A própria doutrina, em sua maioria, já considerava que aquela Presunção de Violência deveria ser relativizada, encaminhando-se até mesmo a jurisprudência de nossos Tribunais Superiores a este entendimento, demonstrando-se que a interpretação desta presunção dar-se-ia em acordo com os Princípios Fundamentais de Direito, e, sobretudo, com a própria realidade social que há muito se descortinava às vistas de todos os setores da comunidade: o desenvolvimento cada vez mais precoce das crianças e adolescentes.

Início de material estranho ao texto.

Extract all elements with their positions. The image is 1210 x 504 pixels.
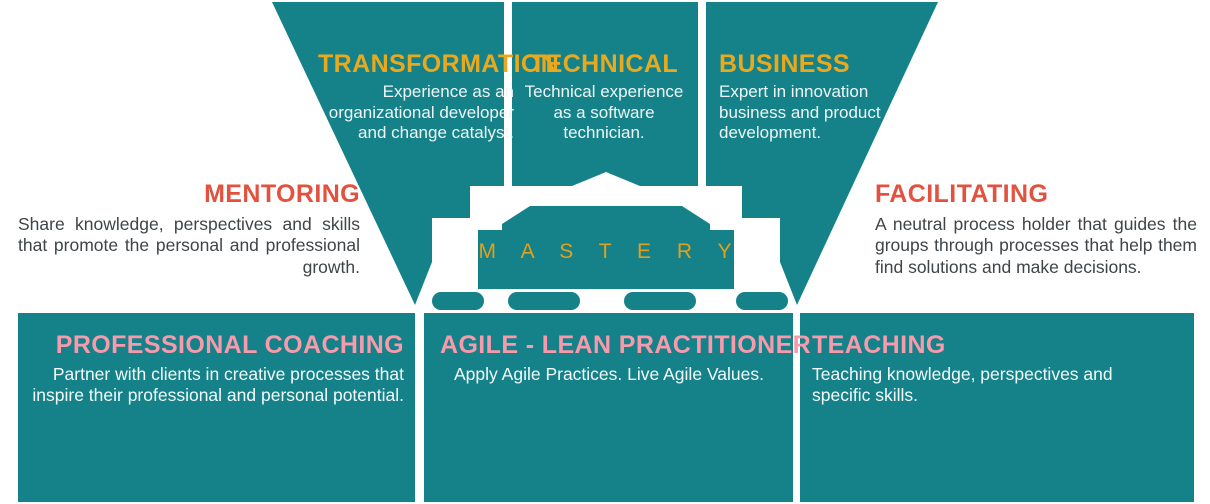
professional-coaching-body: Partner with clients in creative process… (26, 364, 404, 407)
business-text-block: BUSINESS Expert in innovation business a… (719, 52, 894, 144)
professional-coaching-text-block: PROFESSIONAL COACHING Partner with clien… (26, 333, 404, 407)
business-heading: BUSINESS (719, 50, 850, 78)
mentoring-heading: MENTORING (204, 180, 360, 208)
agile-lean-practitioner-text-block: AGILE - LEAN PRACTITIONER Apply Agile Pr… (440, 333, 778, 385)
mentoring-text-block: MENTORING Share knowledge, perspectives … (18, 182, 360, 278)
technical-body: Technical experience as a software techn… (518, 82, 690, 144)
professional-coaching-heading-wrap: PROFESSIONAL COACHING (26, 333, 404, 358)
mentoring-body: Share knowledge, perspectives and skills… (18, 214, 360, 278)
business-body: Expert in innovation business and produc… (719, 82, 894, 144)
business-heading-wrap: BUSINESS (719, 52, 894, 77)
mastery-label: M A S T E R Y (460, 240, 750, 264)
technical-heading: TECHNICAL (530, 50, 678, 78)
teaching-text-block: TEACHING Teaching knowledge, perspective… (812, 333, 1152, 407)
facilitating-text-block: FACILITATING A neutral process holder th… (875, 182, 1197, 278)
agile-lean-practitioner-heading-wrap: AGILE - LEAN PRACTITIONER (440, 333, 778, 358)
teaching-heading: TEACHING (812, 331, 946, 359)
transformation-text-block: TRANSFORMATION Experience as an organiza… (318, 52, 514, 144)
pedestal-dash-3 (624, 292, 696, 310)
facilitating-heading: FACILITATING (875, 180, 1048, 208)
infographic-canvas: TRANSFORMATION Experience as an organiza… (0, 0, 1210, 504)
teaching-heading-wrap: TEACHING (812, 333, 1152, 358)
technical-heading-wrap: TECHNICAL (518, 52, 690, 77)
technical-text-block: TECHNICAL Technical experience as a soft… (518, 52, 690, 144)
facilitating-body: A neutral process holder that guides the… (875, 214, 1197, 278)
agile-lean-practitioner-body: Apply Agile Practices. Live Agile Values… (440, 364, 778, 385)
professional-coaching-heading: PROFESSIONAL COACHING (56, 331, 404, 359)
mentoring-heading-wrap: MENTORING (18, 182, 360, 207)
transformation-heading-wrap: TRANSFORMATION (318, 52, 514, 77)
facilitating-heading-wrap: FACILITATING (875, 182, 1197, 207)
transformation-body: Experience as an organizational develope… (318, 82, 514, 144)
pedestal-dash-2 (508, 292, 580, 310)
agile-lean-practitioner-heading: AGILE - LEAN PRACTITIONER (440, 331, 811, 359)
pedestal-dash-4 (736, 292, 788, 310)
teaching-body: Teaching knowledge, perspectives and spe… (812, 364, 1152, 407)
pedestal-dash-1 (432, 292, 484, 310)
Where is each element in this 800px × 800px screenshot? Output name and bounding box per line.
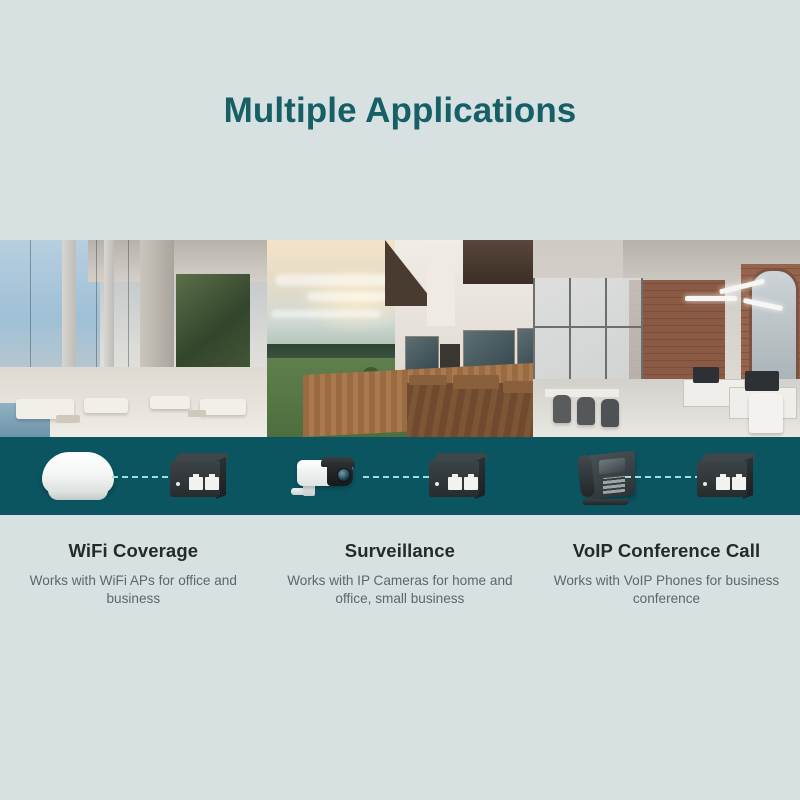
cloud-3 <box>271 310 381 318</box>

Seria de se esperar que, assim como na maior parte das demais valiosas alterações trazidas pela nova Lei, fosse mantida tal evolução de pensamento, e não que esta trouxesse uma previsão legal que, além de produzir obscuridades dentro do próprio ordenamento, como a revogação tácita do art. 9º da Lei de crimes Hediondos, e a esdrúxula possibilidade de autorização do aborto para todas as menores de 14 anos, com base em uma objetividade fática que representa a adoção da Responsabilidade Objetiva pelo Direito Penal.
Concluímos, portanto, que, muito além de uma intenção inovadora, o legislador, quando da criação do tipo Estupro de Vulnerável, caminhou tão somente para a ratificação de preceitos que já restavam ultrapassados e destoantes da realidade fática do século XXI, uma vez que, ao contrário do que representava a relativização da Presunção de Violência na relação sexual com menores de 14 anos, teve-se, na verdade, a manutenção de verdadeira Presunção Absoluta, camuflada sob o vulgo de Objetividade Fática, promovendo uma inverídica percepção de justa e necessária proteção legal, para encobrir a tutela de uma falsa moral, denotando uma arbitrariedade estatal característica de Estados eminentemente ditatoriais.